At the men’s autumn/winter 2015 shows in London, Milan and Paris, designers tested the limits of gender-neutral clothing as never before. In London, Sibling put all its men in pink, some in frayed fishnet jumpers over skirt-length shirts; JW Anderson, a serial rejector of gender codes, went for thick-belted, high-waisted, hip-enhancing trousers; Todd Lynn’s bewigged men and women shared a catwalk, and in their severe, rock-touched suiting were sometimes hard to tell apart. Cut to Milan and the hubbub found an expression in the notes Miuccia Prada gave guests at her show: ‘Gender is a context and context is often gendered.’ In her collection, Prada showed how interchangeable men’s and women’s clothes can be. Male and female models wore versions of the same coats, in the same fabric: austere but illustrative androgyny.
Perhaps the most confronting gender realignment of all was at Gucci — usually a bastion of tight-trousered, testosterone-charged gloss — where new creative director Alessandro Michele put his men in pussy-bow blouses, chiffon and red lace, while the four female models on the catwalk wore the least ‘feminine’ looks in the collection: naval-style overcoats, loose trousers, slim tailored jackets and silk shirts. In Paris, Hedi Slimane had even more female models at Saint Laurent and, while none were dressed as boyishly as his boys (in jeans tight enough to turn coal into diamonds), both genders wore boots with 8cm heels. Backstage, when asked if he was still pursuing a vision touched by androgyny, Slimane shrugged, smiled, and replied: ‘Always.’
So, what’s up? There are a few fancy hypotheses you could bandy when contemplating just why fashion is changing its tune about who wears the trousers.

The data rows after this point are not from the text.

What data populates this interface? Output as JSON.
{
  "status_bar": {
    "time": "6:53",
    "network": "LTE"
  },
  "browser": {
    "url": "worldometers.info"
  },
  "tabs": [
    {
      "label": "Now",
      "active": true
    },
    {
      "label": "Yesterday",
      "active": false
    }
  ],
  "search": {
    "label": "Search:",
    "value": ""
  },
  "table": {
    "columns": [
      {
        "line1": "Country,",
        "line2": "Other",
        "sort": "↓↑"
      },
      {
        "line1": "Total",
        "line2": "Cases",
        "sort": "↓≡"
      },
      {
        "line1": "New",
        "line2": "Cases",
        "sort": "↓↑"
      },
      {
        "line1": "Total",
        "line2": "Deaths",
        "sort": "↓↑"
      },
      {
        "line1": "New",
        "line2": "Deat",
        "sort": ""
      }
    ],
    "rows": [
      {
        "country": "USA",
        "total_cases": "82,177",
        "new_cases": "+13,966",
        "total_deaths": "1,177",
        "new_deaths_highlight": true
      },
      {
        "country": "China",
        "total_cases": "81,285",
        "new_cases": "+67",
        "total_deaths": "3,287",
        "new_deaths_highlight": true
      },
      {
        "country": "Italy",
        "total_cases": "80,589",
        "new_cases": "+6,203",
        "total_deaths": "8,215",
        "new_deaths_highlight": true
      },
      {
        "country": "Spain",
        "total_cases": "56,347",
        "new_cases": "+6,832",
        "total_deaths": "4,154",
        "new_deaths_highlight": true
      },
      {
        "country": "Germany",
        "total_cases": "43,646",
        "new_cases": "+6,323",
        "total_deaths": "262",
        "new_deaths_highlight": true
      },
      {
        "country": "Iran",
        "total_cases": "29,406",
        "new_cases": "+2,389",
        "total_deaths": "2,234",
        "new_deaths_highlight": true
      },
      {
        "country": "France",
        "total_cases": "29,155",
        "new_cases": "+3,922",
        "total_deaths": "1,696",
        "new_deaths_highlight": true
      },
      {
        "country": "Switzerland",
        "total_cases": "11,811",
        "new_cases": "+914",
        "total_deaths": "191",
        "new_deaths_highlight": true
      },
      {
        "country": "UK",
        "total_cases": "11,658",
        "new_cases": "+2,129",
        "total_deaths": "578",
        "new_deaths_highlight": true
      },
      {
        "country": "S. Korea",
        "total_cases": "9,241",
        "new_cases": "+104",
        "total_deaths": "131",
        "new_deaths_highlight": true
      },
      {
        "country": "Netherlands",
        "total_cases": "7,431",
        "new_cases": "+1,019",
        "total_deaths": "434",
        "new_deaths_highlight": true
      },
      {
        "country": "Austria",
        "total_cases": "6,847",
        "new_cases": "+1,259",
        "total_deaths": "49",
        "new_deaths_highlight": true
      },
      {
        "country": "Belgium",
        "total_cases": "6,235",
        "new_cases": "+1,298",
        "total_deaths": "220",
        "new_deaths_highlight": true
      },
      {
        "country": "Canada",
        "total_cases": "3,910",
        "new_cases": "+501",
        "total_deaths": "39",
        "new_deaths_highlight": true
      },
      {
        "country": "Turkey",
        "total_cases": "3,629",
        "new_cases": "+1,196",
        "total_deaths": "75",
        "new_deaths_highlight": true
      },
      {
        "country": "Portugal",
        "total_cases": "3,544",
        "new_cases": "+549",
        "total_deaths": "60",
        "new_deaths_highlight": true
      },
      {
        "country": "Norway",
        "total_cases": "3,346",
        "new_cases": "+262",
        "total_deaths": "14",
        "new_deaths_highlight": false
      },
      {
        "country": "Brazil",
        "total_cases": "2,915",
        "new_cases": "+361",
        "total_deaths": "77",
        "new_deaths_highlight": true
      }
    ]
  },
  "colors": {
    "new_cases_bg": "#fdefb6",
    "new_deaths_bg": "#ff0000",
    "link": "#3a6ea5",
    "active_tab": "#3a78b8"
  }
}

Womenswear designers have been pushing a mannish look for some time now — Céline and all that. So you could venture that it follows that menswear designers will push back. And that this recalibration is a perfectly proper reflection of a society in which gender no longer defines our roles and our prospects as powerfully as before.
It’s a notion that’s beginning to trickle down from designers into retail. Next month, Selfridges is introducing a three-floor retail area called Agender in which designer clothes, accessories and beauty products that are neither Barbie-girly nor aggressively mannish will be stocked. The store describes Agender as ‘a space where clothing is no longer imbued with directive gender values, enabling fashion to exist as a purer expression of self’.
That’s highfalutin stuff — but this shift is practical, too, and two powerful factors are the prosaic matters of timing and money. These just-past men’s collections coincided with the release of the women’s pre-fall collections, which go on sale in the summer. Many designers make both menswear and womenswear, so, to save time — although they probably wouldn’t put it that way — they now incorporate the same ideas into both men’s A/W and women’s pre-fall: two birds, one stone. That JW Anderson men’s collection with the businesswoman-cut trousers took it further by including the same suede coat in both collections. Reviewing both pre-fall and menswear collections, I repeatedly encountered designers who confessed that as much by necessity as creative urge, they were working simultaneously on collections for both genders. Inevitably, each was blurring into the other.
The cleverest designers, Anderson and Prada among them, have made an artistic virtue of their crowded calendars: where they led, others are now following. And it makes glaring sense to feature men and women side by side on the catwalks. After all, fashion, along with sport, is pretty much the only business left where gender segregation is unblinkingly accepted. Miuccia Prada peppered her menswear catwalk with womenswear looks last season, too, and said afterwards: ‘I think the combination is more real. It is more “today”. Otherwise it looks like we are in classes, in the time of my grandfather — women divided from men. The shows divided are so unreal.’ While it’s still true that fashion often thrives on propagating unreality, it looks like the anachronism of aspic-clad gender separation is dissolving into something far more nuanced.